Pitch black. That’s the goal. Sleeping in a dark cave where there’s no light. Right. That’s how we evolved over the millennia. But the problem is that that’s actually quite hard to do. You could put blackout curtains and you could turn off the lights, but you could still get a lot of little light pollution that you don’t even realize. For me, one of them was there was a red light on our smoke detector.

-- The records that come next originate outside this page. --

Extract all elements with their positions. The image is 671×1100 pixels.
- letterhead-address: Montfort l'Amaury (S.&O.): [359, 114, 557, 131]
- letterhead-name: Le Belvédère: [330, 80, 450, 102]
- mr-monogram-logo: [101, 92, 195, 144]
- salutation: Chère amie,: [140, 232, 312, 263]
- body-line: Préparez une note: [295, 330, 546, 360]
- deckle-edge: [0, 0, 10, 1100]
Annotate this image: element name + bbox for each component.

And then my phone sitting next to the bed kind of emits a little bit of a light as it’s sitting there charging. And then all of your different devices that maybe you have plugged in, like, if you have an alarm clock or for us, with the eight sleep, these things kind, they put out light, and you just don’t even realize it until you’re trying to get your room into pitch dark. And so the solution that I found very easy, actually surprisingly easy, and the cheapest was putting on a sleeping mask. Just putting on a mask that cuts out all the light. It’s easy to put on, and it puts me immediately into pitch black. I can take it with me anywhere. So when I’m traveling, it’s a great solution. The only downside is that throughout the night, as I roll around, it sometimes rolls off my head, and I’ll wake up in the middle of the night to go to the bathroom.

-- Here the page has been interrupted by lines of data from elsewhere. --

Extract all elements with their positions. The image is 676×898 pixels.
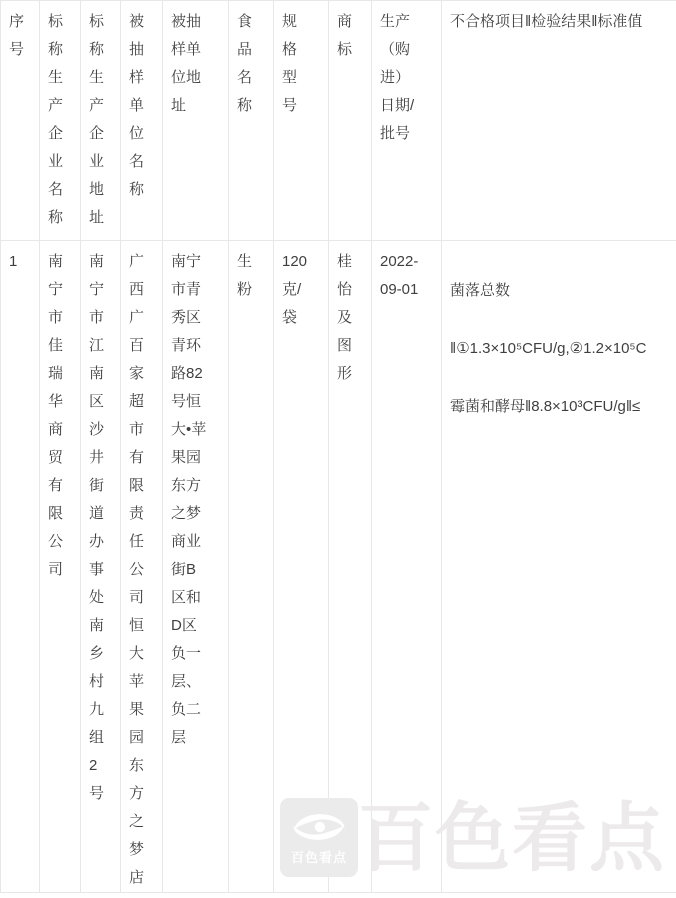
col-header-producer-name: 标 称 生 产 企 业 名 称 (40, 1, 81, 241)
cell-producer-address: 南 宁 市 江 南 区 沙 井 街 道 办 事 处 南 乡 村 九 组 2 号 (81, 241, 121, 893)
cell-food-name: 生 粉 (229, 241, 274, 893)
col-header-seq: 序 号 (1, 1, 40, 241)
result-line-mold: 霉菌和酵母‖8.8×10³CFU/g‖≤ (450, 392, 676, 422)
cell-spec-model: 120 克/ 袋 (274, 241, 329, 893)
cell-sampled-unit-address: 南宁 市青 秀区 青环 路82 号恒 大•苹 果园 东方 之梦 商业 街B 区和… (163, 241, 229, 893)
swirl-icon (291, 810, 347, 849)
col-header-sampled-unit-address: 被抽 样单 位地 址 (163, 1, 229, 241)
col-header-spec-model: 规 格 型 号 (274, 1, 329, 241)
watermark-big-text: 百色看点 (358, 792, 666, 884)
col-header-food-name: 食 品 名 称 (229, 1, 274, 241)
header-row: 序 号 标 称 生 产 企 业 名 称 标 称 生 产 企 业 地 址 被 抽 … (1, 1, 676, 241)
watermark-logo: 百色看点 (280, 798, 358, 877)
col-header-production-date: 生产 （购 进） 日期/ 批号 (372, 1, 442, 241)
col-header-trademark: 商 标 (329, 1, 372, 241)
watermark-logo-label: 百色看点 (291, 850, 347, 865)
cell-producer-name: 南 宁 市 佳 瑞 华 商 贸 有 限 公 司 (40, 241, 81, 893)
col-header-sampled-unit-name: 被 抽 样 单 位 名 称 (121, 1, 163, 241)
inspection-results-table: 序 号 标 称 生 产 企 业 名 称 标 称 生 产 企 业 地 址 被 抽 … (0, 0, 676, 893)
cell-sampled-unit-name: 广 西 广 百 家 超 市 有 限 责 任 公 司 恒 大 苹 果 园 东 方 … (121, 241, 163, 893)
col-header-producer-address: 标 称 生 产 企 业 地 址 (81, 1, 121, 241)
col-header-results: 不合格项目‖检验结果‖标准值 (442, 1, 676, 241)
cell-seq: 1 (1, 241, 40, 893)
result-line-values: ‖①1.3×10⁵CFU/g,②1.2×10⁵C (450, 334, 676, 364)
result-line-item: 菌落总数 (450, 276, 676, 306)
inspection-table-page: 序 号 标 称 生 产 企 业 名 称 标 称 生 产 企 业 地 址 被 抽 … (0, 0, 676, 898)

I’ll be like, hey, where’d my mask go? That doesn’t matter, though, because what the mask really does is it helps you fall asleep faster, so you’re not spending as much time just sitting there trying to fall asleep. And so I wear it at the beginning of the night, fall asleep really quickly, and that’s awesome. If I wake up in the middle of the night to go to the bathroom, I come back, I put it back on, and I fall right back, sleep. So whether or not it stays on while you’re sleeping, not so important, but it’s helping you get into that deep state. So those are the two things that I found way more impactful than the blue blocker glasses. But there’s, like, hundreds of other things that we could explore here. And I’ve talked about it previously on the podcast, but I just wanted to share my experiences with that because I think sleep is one of the most undervalued things that you can use to manipulate your energy levels, your mood, your just general satisfaction with life. It’s a very powerful thing, and you spend a third of your life doing it, so it’s worth getting dialed in.
And hopefully today’s episode helps you do just that. So, as always, guys and gals, I appreciate you being here. Truly. It really does mean a lot to me, so thank you for that. I’ll catch you back around these parts tomorrow, but until then, stay hyper focused, my friend. Bye.